Morphology, gossypol contents, and differential expression analysis of A₁, A₂, and G₁. (A) Morphology of ovules at 10, 20, and 30 dpa; dormant mature seed (0 h); and seeds at 12, 24, 36, and 48 h after germination. Scale bars, 0.5 mm. (B) Glanded and glandless cotyledons in A₁, A₂, and G₁. The glandless cotyledons at 10 dpa and glanded cotyledons at 20 dpa in A₁ and A₂ and the glandless cotyledon at 24 h after germination and glanded cotyledon at 36 h after germination in G₁ are shown. (C) Gossypol contents in ovules at 10, 20, and 30 dpa and in seeds at 0, 12, 24, 36, and 48 h after germination in A₁, A₂, and G₁ (mean ± SD, n = 3). (D) Expression of differentially expressed genes (DEGs) in the gossypol biosynthesis pathway, represented by a heatmap and estimated by computing fragments per kilobase of transcript per million mapped fragments (FPKM) values. (E) Common and specific genes in five DEG lists: four upregulated groups (A₁_30 dpa versus A₁_10 dpa, A₂_30 dpa versus A₂_10 dpa, G₁_12 h versus G₁_0 h, and G₁_24 h versus G₁_0 h) and one not differentially expressed group (G₁_30 dpa versus G₁_10 dpa). (F) Common and specific genes in the five common DEGs from (D) and DEGs of CCRI12 versus CCRI12gl. (G) Correlations between GoPGF and 18 other DEGs. These genes were selected by computing the Pearson correlation coefficient (r ≥ 0.5, P ≤ 0.05) from 29 common genes in (E). (H) Expression of nine functional genes selected in (G) represented by a heatmap and estimated by computing FPKM values.

Figure 5

Function and mechanism of GbiCYP76B6 in gossypol biosynthesis. (A) Relative GbiCYP76B6 expression levels and gossypol contents in leaves and stems of seedlings after the silencing of GbiCYP76B6 in G₁. TRV:00 was used as a negative control.
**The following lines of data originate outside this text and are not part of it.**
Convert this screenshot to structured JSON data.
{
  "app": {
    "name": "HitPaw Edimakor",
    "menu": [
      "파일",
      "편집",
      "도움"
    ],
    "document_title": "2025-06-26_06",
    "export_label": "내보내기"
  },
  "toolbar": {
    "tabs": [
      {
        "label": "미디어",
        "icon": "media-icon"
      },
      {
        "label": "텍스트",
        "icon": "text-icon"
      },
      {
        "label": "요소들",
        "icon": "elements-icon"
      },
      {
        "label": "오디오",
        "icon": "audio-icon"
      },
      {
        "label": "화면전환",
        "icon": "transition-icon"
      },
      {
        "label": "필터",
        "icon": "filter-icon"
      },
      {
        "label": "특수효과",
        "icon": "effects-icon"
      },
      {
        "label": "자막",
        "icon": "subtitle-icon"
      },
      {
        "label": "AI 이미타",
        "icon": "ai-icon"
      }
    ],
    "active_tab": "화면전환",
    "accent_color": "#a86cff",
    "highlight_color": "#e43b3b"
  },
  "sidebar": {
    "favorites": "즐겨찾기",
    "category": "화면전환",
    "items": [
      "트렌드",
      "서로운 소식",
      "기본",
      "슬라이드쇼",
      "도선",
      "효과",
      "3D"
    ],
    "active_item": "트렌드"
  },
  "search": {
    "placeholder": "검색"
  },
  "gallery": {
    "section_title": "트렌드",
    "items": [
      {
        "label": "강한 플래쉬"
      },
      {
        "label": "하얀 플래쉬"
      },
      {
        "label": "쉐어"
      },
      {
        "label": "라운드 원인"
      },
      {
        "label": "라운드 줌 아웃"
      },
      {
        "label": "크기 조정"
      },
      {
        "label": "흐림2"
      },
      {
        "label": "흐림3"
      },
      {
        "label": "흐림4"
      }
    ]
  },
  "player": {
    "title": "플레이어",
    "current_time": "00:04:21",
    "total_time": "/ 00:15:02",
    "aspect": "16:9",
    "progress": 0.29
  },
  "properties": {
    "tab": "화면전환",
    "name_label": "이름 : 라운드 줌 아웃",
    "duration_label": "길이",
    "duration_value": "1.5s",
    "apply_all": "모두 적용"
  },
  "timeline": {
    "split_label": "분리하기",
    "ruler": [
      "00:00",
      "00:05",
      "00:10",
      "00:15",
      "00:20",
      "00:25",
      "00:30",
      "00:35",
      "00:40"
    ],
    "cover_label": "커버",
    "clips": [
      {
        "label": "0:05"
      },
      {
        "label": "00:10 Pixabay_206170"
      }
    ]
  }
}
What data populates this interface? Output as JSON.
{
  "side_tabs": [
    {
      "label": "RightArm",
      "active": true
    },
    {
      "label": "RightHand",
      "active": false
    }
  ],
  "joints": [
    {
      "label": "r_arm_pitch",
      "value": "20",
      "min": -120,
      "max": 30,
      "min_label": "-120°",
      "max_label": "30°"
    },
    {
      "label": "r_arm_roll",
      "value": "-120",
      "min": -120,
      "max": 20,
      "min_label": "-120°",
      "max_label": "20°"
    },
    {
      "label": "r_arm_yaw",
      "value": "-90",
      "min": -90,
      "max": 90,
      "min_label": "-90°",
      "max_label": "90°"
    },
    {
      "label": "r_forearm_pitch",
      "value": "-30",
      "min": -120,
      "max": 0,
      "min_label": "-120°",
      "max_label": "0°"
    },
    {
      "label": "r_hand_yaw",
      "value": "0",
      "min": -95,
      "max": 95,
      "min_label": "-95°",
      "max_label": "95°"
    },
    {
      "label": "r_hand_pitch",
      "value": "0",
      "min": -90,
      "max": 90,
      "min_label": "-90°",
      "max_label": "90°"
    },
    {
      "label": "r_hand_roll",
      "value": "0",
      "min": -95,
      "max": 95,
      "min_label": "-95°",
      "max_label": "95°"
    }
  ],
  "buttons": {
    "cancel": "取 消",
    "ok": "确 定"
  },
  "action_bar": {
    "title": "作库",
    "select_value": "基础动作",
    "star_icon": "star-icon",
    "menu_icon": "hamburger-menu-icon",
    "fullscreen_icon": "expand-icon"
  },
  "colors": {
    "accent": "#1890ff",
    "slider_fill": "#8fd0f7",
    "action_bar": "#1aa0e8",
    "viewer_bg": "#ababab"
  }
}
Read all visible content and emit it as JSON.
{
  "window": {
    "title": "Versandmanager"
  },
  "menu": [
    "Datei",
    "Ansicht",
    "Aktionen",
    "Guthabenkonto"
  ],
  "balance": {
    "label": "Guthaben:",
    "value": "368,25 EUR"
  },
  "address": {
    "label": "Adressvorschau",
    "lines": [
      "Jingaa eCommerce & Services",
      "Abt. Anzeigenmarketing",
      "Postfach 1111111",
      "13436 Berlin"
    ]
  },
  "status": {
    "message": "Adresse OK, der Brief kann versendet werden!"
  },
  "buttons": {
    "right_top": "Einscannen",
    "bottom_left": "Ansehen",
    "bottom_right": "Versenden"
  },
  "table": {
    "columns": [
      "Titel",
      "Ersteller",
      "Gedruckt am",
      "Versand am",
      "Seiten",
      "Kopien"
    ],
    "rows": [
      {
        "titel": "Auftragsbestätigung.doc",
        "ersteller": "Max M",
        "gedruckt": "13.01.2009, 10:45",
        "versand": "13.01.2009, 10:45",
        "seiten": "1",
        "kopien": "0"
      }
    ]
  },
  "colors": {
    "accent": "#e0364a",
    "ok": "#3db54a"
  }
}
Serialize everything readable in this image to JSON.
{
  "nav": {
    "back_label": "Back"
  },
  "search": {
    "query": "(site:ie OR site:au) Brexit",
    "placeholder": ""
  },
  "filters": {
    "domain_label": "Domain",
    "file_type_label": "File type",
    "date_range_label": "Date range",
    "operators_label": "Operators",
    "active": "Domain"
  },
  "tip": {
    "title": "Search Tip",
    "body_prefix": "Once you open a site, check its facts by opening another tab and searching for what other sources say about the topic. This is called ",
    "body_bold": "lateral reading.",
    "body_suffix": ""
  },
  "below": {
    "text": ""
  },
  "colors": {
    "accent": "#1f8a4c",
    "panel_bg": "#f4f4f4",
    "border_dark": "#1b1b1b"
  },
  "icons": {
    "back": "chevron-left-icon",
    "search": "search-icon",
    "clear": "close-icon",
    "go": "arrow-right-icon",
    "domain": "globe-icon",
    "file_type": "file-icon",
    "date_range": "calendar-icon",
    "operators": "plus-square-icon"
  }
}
Independent experiments with mean ± SD, n = 3; ∗P < 0.05. (B) Relative expression levels of GbiCYP76B6 in GoPGF-silenced plants and FPKM expression values of GhCYP76B6 in CCRI12 (glanded) and CCRI12gl (glandless). ∗P < 0.05; ∗∗P < 0.01. (C) Relationship between CYP76B6 and gossypol biosynthesis in the terpene biosynthesis pathway. (D)cis-acting elements in the 2000-bp promoter upstream of the GbiCYP76B6 coding region. (E) Mechanistic model of GoPGF and CYP76B6 in gossypol biosynthesis.